まったくもって、メッセージがわかりにくい形なのが、ホンダeの形だと思う。自動車というものをはじめ、人の手で作られたものは、じっくりみていると、作者の意図というものを感じ取ることができる。デザインの面白さというのは、そんな形を理解したり、徐々に気づくことができたりした時に作り手と繋がれたような心地よさを感じるところになると思う。
しかし、このクルマはそれがなかなか感じ取れない。こんなことから、ホンダeの観察がはじまった。
本来そういうものは不気味に感じるものなのだが、しかし、とぼけたようなその表情からは不気味さなど一切感じられないのも、また不思議だった。
これは、どういうことなのだろうか? と、さらにじっくりと見ていたら、はたと気がついたのが、子猫や子犬の可愛らしさだ。ホンダeの存在感は、それに近いのではないだろうか。
子猫や子犬は、作り手から意図された形として生まれたわけではなく、生きものとしての成長の過程だ。一説によると、弱い存在であるからこそ、周囲から愛おしく思われ、守ってもらえるような存在として生まれてくるのでは、ともいわれる。また、成長の過程として体は小さいが、大人になってからもそれほど大きさの変わらない瞳などが全体のなかで大きく見えることが、生き物としての可愛さに感じる、との話もある。
そうして見ると、全体の狙いがふんわりとながら見えてくる。
ここ最近のEVは、そのパワーや速さを誇示する。それはまるで、かつてのターボエンジン全盛のパワー競争のようだ。エコといいながら、100km/hまでの加速や、内燃機関に比べて圧倒的に分厚くフラットなトルクカーブの「異次元の加速感」、100km/hを超えても全く衰えない加速感の凄さを見せつける。
そんななかでホンダeは、このパッケージでEVの持てるべき最大のポテンシャルを追求せず、ここまでという線を引いた。

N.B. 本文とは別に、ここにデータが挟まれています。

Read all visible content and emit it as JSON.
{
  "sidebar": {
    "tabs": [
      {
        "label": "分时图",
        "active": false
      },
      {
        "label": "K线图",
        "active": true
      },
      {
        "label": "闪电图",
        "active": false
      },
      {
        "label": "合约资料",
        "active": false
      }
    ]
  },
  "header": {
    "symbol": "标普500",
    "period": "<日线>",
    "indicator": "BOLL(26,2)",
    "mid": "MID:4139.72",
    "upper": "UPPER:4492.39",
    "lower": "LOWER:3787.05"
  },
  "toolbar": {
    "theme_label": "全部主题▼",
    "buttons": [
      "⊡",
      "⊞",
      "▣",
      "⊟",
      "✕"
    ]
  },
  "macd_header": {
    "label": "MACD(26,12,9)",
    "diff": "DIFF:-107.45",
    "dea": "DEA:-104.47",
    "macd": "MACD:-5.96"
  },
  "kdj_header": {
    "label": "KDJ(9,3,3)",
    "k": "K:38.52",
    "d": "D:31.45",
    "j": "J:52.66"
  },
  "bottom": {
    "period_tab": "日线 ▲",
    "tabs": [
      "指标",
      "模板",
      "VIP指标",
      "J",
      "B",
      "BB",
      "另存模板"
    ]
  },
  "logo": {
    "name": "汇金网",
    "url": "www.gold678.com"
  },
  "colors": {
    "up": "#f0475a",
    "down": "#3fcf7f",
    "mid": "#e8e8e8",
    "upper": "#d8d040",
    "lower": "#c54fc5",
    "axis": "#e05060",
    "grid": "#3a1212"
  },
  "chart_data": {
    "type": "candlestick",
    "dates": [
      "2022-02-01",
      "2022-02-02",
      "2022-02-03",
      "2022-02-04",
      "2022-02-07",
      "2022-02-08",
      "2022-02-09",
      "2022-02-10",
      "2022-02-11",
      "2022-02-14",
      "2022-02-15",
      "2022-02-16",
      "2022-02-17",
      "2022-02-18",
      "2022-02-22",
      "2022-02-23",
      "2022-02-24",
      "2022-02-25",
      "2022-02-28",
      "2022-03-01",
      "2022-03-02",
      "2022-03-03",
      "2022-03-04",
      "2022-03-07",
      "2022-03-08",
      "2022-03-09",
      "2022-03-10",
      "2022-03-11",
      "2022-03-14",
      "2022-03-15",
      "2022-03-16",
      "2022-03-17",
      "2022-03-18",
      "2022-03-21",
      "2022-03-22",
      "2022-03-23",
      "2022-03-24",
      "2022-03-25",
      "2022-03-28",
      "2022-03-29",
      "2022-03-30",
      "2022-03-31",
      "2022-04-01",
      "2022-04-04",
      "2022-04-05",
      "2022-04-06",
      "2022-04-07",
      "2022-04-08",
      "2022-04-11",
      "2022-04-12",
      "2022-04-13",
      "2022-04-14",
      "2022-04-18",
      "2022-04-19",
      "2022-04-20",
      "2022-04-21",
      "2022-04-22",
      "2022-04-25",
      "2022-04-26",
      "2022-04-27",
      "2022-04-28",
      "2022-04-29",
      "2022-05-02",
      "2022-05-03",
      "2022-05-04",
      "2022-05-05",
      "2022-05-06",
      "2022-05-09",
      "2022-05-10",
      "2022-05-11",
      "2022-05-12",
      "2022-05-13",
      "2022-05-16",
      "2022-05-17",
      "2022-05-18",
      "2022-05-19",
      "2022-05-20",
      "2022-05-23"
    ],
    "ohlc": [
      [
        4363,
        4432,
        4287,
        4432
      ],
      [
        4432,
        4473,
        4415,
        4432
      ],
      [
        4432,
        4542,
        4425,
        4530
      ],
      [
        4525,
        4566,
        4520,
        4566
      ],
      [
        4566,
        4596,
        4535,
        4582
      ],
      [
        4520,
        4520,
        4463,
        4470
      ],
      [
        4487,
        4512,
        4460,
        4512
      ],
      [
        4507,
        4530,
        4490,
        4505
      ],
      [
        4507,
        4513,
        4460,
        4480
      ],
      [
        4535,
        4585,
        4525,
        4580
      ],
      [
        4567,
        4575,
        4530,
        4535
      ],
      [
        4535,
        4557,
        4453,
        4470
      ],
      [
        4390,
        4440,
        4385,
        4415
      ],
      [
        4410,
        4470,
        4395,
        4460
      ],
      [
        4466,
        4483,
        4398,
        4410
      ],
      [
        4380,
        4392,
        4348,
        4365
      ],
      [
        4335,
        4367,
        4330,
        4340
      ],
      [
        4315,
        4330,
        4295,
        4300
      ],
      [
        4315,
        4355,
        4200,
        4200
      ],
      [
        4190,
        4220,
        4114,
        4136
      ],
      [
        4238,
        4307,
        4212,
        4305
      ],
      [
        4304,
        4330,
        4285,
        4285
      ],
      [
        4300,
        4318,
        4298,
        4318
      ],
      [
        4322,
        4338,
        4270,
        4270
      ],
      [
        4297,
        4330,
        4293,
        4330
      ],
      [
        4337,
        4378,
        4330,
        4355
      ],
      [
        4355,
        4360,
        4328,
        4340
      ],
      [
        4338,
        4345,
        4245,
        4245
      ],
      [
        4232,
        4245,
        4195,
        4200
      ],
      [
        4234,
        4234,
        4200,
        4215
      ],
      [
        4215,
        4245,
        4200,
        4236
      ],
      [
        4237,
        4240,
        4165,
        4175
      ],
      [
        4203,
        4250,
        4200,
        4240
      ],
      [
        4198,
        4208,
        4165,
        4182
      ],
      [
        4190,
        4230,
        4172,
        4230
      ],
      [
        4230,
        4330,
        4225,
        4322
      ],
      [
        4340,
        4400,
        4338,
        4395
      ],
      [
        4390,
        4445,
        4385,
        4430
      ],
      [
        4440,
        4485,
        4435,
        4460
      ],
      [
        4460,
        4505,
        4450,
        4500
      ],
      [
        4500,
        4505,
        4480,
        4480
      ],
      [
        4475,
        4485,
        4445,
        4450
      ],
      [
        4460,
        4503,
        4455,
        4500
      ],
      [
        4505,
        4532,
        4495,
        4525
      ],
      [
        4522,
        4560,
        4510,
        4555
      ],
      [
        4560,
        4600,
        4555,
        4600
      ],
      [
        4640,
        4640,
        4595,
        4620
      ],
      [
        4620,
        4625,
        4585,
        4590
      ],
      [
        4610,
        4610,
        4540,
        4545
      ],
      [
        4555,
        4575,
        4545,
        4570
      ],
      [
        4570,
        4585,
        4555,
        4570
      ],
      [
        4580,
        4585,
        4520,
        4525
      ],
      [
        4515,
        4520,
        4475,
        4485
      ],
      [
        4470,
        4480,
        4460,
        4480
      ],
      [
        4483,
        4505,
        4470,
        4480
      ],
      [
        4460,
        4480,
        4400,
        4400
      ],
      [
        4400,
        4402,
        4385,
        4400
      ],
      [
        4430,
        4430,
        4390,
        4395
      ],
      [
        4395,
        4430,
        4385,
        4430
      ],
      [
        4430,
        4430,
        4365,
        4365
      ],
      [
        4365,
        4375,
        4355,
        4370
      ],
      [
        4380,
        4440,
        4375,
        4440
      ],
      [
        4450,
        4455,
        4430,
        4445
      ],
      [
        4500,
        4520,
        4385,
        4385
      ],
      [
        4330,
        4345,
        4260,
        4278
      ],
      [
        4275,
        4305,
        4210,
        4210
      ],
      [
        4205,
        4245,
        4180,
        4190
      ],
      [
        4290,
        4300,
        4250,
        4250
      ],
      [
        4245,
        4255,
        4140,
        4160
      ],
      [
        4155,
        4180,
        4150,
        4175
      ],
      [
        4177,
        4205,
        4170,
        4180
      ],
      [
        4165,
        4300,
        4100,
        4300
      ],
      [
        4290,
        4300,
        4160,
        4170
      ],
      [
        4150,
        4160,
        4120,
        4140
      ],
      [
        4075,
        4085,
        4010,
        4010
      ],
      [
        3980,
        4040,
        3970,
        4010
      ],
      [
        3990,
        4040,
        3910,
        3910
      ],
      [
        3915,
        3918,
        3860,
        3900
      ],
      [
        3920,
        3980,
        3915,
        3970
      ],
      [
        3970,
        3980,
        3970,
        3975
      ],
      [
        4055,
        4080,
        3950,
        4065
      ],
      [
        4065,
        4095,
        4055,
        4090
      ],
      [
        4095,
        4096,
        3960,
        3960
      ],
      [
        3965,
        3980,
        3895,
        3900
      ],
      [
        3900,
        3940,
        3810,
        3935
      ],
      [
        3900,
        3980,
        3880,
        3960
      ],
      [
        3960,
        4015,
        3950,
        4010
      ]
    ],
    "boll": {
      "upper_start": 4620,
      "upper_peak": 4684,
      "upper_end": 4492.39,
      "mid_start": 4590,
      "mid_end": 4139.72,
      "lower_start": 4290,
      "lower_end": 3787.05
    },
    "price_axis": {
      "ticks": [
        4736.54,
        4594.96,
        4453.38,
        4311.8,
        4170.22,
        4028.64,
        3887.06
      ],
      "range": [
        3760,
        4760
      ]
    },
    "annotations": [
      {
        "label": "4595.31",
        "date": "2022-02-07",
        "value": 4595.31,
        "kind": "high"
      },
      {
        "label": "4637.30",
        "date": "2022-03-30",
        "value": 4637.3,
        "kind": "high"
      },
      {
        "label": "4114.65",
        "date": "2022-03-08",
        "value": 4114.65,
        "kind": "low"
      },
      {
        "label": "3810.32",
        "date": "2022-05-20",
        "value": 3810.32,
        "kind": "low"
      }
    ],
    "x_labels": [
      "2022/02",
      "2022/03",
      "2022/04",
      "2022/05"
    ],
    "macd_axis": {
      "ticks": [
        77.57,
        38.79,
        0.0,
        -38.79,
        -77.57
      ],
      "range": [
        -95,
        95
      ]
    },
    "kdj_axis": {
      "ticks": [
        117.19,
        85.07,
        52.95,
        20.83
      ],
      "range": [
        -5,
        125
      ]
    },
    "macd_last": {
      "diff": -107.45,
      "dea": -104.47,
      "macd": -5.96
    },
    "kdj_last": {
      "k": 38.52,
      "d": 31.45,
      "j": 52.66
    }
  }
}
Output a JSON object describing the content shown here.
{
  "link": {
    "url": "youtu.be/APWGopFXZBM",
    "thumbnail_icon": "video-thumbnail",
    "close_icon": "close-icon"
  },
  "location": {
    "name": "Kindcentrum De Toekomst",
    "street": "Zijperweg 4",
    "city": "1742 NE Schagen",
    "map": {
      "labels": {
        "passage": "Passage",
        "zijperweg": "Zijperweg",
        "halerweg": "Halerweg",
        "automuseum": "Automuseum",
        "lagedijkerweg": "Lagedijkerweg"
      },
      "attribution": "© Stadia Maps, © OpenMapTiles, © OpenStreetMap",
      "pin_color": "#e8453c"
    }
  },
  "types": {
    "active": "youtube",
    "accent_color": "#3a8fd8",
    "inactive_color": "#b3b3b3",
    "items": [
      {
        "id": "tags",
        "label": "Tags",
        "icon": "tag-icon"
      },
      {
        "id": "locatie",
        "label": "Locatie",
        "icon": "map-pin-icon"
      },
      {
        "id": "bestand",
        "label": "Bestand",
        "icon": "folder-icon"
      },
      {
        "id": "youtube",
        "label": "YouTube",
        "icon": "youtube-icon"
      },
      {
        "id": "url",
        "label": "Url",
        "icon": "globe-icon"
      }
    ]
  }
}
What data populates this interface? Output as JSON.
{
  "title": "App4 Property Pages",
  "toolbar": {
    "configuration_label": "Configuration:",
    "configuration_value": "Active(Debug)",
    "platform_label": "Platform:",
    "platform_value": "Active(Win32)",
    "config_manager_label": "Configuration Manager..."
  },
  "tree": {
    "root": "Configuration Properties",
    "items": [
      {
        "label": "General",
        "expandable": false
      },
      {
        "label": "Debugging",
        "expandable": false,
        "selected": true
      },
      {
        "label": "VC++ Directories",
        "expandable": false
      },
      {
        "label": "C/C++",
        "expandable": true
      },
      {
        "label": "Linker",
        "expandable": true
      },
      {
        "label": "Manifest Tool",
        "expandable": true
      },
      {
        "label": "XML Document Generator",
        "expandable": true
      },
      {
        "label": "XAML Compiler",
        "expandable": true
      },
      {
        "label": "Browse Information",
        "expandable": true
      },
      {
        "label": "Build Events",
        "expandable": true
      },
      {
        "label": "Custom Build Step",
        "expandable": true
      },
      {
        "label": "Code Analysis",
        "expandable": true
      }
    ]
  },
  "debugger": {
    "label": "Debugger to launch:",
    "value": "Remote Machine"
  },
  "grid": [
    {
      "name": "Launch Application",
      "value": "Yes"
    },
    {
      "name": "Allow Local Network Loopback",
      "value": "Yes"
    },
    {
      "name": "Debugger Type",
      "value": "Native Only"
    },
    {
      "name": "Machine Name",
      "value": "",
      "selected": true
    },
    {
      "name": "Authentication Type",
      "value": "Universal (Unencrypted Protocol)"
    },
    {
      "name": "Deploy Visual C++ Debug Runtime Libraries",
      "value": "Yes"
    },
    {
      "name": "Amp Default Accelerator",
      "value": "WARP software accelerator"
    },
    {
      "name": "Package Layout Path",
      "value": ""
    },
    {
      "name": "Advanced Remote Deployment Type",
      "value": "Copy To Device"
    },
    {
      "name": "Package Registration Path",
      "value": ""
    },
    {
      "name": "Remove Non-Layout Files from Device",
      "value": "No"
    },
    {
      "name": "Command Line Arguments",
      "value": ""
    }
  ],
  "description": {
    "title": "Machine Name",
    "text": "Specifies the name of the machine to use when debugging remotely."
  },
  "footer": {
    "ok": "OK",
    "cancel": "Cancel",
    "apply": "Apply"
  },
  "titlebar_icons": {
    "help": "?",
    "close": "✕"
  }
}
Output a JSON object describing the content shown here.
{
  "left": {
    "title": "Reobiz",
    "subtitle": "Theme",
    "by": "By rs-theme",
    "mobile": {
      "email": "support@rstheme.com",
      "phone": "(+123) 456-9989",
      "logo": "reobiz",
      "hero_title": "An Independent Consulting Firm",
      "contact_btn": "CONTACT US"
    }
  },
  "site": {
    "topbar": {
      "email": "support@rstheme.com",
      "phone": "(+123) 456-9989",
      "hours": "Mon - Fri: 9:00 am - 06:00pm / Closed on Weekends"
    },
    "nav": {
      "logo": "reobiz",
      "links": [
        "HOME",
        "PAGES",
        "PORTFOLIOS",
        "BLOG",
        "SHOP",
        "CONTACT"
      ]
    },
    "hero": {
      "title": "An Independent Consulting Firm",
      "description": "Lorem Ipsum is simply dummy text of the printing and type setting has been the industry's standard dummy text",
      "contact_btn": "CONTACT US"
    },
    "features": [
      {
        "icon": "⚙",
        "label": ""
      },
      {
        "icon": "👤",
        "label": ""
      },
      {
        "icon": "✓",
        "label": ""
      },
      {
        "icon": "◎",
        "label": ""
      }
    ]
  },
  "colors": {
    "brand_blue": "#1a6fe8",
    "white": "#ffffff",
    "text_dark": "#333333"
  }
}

おそらく、これまでの…ではなく、これからのクルマってなんだっけ? という研究を徹底して行なったのではないかと思われる。単に内燃機関に代わるものではなく、エネルギーの問題や、今ある交通機関との役割など。そのなかでクルマの生きていける道を模索したように思う。「自由」を振りかざしすべての交通機関にとって変わる勢いで作るのではなく、あるべき場所とその使命を深く考えた。という思いが伝わってくる。
そこには、このままでは「クルマ」は終わってしまう、という危機感の方が大きかったのかもしれない。
そこで、これまでとはまったく違う、人に役立つものを生み出そうと考えたのがホンダのEVという形になったように見える。
プロポーションから見える「脱クルマ」の意識
そんな風に考えると、とても面白いのがこの形だ。
動物的な存在であっても、動物の形をテーマとしていない。あくまでも機械なのだという主張が、真円の利用にあると思う。自然界にはない、人造的なものとして真円、そして半円を直線でつなげた長丸などを用いているようだ。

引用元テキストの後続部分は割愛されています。